Probably. Should probably have thrown in the word "certain"
I think in the end, the environments in which the aircraft primarily flies and the maintenance that is performed on said aircraft is the make/break factor.
PGNCS From United States of America, joined Apr 2007, 2943 posts, RR: 48
Reply 13, posted (7 years 5 months 1 week 15 hours ago) and read 6110 times:
Quoting XJETFlyer (Thread starter): I have flown with many airlines. Some have a newer and nice fleet. Some have plain junk and are just plain scary!
I have to ask: who is flying "junk" and how are you in a position to know? I have flown 30 year old and brand new aircraft from the factory, but I've never flown one that was unsafe.
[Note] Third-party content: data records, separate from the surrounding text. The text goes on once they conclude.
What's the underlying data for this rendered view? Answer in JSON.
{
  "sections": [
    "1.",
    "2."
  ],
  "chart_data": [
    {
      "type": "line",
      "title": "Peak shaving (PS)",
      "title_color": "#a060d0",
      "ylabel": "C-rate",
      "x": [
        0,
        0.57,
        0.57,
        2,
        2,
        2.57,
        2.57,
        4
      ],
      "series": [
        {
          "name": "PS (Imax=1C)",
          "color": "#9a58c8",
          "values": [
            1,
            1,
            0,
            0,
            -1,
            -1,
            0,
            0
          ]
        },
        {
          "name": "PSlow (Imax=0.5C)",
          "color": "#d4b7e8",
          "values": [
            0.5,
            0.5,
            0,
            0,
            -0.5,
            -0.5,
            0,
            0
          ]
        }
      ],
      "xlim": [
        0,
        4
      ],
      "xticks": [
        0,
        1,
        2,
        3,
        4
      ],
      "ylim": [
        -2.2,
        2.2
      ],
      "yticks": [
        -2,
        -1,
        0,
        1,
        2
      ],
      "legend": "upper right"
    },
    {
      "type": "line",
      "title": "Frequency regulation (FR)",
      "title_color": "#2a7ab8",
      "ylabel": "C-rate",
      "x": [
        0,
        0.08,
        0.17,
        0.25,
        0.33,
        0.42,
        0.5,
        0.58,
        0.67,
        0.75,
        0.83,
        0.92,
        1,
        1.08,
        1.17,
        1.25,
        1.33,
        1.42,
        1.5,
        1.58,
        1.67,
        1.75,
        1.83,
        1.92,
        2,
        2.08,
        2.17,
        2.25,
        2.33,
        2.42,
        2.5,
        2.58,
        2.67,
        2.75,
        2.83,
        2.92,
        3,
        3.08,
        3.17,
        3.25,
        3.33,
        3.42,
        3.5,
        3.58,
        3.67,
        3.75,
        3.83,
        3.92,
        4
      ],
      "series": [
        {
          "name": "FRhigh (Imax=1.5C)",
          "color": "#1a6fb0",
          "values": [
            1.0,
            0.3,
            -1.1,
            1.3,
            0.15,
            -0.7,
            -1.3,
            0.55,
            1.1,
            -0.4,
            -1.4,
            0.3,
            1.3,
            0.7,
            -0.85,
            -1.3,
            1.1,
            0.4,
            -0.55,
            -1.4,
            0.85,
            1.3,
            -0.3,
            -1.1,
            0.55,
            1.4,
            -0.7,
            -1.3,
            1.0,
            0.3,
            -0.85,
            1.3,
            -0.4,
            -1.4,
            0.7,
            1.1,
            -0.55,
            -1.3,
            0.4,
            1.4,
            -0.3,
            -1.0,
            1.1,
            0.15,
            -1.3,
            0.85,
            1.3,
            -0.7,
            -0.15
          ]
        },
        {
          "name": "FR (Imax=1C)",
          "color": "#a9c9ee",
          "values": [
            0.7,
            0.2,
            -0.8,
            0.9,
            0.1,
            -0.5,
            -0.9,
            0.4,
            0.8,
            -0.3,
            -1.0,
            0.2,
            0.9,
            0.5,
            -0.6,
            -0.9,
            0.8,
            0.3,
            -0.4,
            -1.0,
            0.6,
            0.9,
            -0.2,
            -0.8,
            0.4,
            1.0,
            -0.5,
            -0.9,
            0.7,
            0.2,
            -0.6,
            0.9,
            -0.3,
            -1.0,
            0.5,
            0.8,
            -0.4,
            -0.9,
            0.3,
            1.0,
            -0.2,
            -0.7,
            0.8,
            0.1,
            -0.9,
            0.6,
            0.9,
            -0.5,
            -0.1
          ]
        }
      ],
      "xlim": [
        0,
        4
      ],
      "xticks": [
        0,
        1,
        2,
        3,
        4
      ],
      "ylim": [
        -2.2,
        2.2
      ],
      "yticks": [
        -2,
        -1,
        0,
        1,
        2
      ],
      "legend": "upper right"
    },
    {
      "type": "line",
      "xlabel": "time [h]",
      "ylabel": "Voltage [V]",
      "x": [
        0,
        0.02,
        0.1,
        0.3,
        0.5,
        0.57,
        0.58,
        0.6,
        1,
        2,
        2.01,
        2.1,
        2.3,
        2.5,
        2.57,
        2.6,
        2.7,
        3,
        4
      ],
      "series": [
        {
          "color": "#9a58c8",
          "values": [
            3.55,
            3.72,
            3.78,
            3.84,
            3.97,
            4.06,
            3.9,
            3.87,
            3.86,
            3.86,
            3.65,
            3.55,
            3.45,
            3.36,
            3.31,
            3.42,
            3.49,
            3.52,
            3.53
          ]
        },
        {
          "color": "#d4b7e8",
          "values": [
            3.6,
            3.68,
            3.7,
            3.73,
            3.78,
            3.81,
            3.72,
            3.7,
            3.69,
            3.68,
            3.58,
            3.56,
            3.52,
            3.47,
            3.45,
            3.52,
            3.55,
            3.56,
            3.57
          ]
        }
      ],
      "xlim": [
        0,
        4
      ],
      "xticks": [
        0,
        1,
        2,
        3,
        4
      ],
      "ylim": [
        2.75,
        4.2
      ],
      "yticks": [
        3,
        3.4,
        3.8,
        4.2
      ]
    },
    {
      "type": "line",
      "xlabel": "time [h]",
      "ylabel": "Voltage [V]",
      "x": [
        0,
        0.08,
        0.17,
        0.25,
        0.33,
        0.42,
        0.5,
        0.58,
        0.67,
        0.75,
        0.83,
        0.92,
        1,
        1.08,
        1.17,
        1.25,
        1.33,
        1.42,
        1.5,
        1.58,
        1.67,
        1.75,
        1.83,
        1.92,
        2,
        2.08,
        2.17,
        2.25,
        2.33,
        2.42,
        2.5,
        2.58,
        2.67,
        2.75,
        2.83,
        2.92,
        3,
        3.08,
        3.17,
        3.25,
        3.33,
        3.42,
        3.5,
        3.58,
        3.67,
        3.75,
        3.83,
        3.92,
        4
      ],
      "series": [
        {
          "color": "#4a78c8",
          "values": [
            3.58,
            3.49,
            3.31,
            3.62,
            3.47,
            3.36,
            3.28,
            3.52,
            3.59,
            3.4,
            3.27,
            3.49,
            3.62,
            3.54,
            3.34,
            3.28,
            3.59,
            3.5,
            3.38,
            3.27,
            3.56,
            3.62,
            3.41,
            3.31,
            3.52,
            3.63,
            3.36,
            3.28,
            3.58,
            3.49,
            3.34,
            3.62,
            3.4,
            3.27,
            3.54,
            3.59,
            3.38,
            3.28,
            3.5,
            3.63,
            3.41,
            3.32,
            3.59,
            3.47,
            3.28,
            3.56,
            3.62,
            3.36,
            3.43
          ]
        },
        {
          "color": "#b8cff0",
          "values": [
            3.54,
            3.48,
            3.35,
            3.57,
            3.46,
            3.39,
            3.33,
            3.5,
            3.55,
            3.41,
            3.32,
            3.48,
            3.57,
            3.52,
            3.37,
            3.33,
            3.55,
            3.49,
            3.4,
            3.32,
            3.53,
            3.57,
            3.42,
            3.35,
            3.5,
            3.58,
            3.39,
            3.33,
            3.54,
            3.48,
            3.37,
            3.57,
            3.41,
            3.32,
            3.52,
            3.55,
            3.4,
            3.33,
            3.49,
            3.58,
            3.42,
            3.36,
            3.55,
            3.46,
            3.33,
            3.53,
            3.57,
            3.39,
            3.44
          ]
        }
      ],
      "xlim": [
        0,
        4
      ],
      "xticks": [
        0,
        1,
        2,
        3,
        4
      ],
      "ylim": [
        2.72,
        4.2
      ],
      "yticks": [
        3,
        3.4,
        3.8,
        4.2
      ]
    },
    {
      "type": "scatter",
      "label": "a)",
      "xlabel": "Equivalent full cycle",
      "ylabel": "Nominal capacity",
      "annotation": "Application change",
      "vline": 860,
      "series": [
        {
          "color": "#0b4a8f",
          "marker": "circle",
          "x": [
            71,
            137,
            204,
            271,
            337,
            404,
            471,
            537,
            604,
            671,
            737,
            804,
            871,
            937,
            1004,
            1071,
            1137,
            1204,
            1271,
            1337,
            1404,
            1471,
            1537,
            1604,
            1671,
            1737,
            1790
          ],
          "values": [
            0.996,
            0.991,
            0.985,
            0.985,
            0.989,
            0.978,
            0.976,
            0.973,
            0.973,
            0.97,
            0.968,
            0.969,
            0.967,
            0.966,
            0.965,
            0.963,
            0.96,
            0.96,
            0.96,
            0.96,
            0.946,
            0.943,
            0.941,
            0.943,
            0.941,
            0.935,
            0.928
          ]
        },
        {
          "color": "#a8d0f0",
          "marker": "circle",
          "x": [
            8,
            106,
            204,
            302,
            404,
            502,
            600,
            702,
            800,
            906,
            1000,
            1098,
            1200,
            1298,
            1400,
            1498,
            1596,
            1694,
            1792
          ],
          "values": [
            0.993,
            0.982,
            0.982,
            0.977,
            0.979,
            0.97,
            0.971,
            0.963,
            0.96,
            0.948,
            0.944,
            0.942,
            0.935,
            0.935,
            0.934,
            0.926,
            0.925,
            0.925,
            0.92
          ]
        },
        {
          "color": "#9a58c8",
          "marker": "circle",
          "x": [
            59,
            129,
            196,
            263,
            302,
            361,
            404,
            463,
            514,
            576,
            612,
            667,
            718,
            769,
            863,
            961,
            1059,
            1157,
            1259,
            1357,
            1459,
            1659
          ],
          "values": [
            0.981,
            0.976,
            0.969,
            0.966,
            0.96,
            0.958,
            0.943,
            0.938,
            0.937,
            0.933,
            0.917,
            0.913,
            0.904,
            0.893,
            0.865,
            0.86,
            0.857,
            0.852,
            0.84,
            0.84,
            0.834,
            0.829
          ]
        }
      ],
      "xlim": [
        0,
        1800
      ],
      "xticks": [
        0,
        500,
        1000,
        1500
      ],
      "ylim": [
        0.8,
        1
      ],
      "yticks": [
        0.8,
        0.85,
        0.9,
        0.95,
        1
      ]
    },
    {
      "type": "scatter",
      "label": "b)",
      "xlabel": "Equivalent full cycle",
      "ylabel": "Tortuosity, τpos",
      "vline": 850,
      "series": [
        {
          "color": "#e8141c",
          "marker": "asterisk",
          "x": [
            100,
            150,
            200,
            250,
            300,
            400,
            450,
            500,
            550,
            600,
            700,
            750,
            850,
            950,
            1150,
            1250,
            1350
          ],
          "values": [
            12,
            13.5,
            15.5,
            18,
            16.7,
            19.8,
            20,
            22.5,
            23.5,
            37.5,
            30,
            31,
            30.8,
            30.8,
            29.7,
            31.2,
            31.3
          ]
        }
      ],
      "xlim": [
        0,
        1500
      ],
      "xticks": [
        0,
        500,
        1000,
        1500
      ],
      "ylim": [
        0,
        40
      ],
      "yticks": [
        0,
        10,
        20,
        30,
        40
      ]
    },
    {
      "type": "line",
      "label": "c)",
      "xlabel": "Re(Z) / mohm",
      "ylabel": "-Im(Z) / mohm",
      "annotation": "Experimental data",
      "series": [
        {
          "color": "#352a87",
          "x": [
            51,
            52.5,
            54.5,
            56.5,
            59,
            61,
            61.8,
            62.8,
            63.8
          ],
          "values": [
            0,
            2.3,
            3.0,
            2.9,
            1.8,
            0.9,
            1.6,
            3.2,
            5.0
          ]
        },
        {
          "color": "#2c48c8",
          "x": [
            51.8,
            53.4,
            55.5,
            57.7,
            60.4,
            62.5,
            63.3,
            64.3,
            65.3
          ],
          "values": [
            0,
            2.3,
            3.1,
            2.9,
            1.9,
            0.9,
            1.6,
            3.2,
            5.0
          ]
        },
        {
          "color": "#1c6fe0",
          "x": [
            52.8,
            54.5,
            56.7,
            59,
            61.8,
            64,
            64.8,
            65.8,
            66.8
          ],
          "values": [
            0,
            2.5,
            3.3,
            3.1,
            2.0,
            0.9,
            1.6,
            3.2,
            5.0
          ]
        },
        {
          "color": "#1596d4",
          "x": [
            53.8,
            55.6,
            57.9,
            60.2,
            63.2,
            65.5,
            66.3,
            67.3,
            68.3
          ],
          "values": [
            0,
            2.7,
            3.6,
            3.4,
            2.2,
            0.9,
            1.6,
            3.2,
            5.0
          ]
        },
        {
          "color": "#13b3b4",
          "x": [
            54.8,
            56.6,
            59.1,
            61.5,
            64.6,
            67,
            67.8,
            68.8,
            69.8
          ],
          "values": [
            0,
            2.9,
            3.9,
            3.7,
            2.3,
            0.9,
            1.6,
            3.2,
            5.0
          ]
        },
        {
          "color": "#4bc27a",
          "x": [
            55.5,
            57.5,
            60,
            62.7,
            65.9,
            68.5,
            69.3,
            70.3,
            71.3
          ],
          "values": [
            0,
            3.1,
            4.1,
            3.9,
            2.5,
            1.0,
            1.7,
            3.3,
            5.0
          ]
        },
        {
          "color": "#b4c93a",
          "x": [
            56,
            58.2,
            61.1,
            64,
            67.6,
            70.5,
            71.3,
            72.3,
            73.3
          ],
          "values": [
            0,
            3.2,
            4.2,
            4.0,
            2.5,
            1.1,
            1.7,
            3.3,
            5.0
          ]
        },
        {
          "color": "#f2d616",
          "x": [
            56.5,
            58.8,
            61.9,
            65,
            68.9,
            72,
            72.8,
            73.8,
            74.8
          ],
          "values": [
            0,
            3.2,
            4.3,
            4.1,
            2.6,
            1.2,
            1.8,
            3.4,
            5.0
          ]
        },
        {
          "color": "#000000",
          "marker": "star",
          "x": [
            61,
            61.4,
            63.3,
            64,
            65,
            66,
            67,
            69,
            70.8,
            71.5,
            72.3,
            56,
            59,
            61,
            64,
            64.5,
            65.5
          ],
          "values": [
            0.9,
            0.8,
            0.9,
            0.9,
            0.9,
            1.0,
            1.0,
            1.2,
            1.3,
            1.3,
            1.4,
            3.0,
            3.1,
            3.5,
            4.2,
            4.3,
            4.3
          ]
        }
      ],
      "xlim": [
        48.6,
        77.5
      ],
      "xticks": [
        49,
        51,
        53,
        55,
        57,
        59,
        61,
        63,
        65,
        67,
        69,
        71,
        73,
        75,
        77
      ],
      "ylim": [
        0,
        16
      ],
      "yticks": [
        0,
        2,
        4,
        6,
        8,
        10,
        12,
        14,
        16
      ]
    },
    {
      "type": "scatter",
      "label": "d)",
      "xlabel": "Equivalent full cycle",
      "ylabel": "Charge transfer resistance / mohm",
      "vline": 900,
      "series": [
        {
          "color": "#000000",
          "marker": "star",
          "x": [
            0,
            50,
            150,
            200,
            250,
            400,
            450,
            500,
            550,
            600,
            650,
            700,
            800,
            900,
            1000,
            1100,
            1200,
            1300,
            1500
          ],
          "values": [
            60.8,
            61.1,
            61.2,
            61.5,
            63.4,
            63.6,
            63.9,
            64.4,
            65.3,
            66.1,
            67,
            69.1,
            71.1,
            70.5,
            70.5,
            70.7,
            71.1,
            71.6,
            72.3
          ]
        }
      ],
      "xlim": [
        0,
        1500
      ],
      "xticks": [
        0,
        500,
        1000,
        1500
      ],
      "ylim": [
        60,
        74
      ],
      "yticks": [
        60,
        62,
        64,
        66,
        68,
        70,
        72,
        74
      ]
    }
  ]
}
Quoting Flynavy (Reply 6): Quoting XJETFlyer (Reply 5):
It just seems the age does not mean that much to the airlines.
Quality over quantity. I'd rather fly in a well-maintained 737-200 over a poorly maintained thrid-world "newer" aircraft.
I agree inasmuch as I would rather fly in an older but well maintained aircraft operated by experienced and qualified crews than a new aircraft flown by a carrier that skimps on maintenance, or hires marginal, inexperienced, or insufficiently trained crews.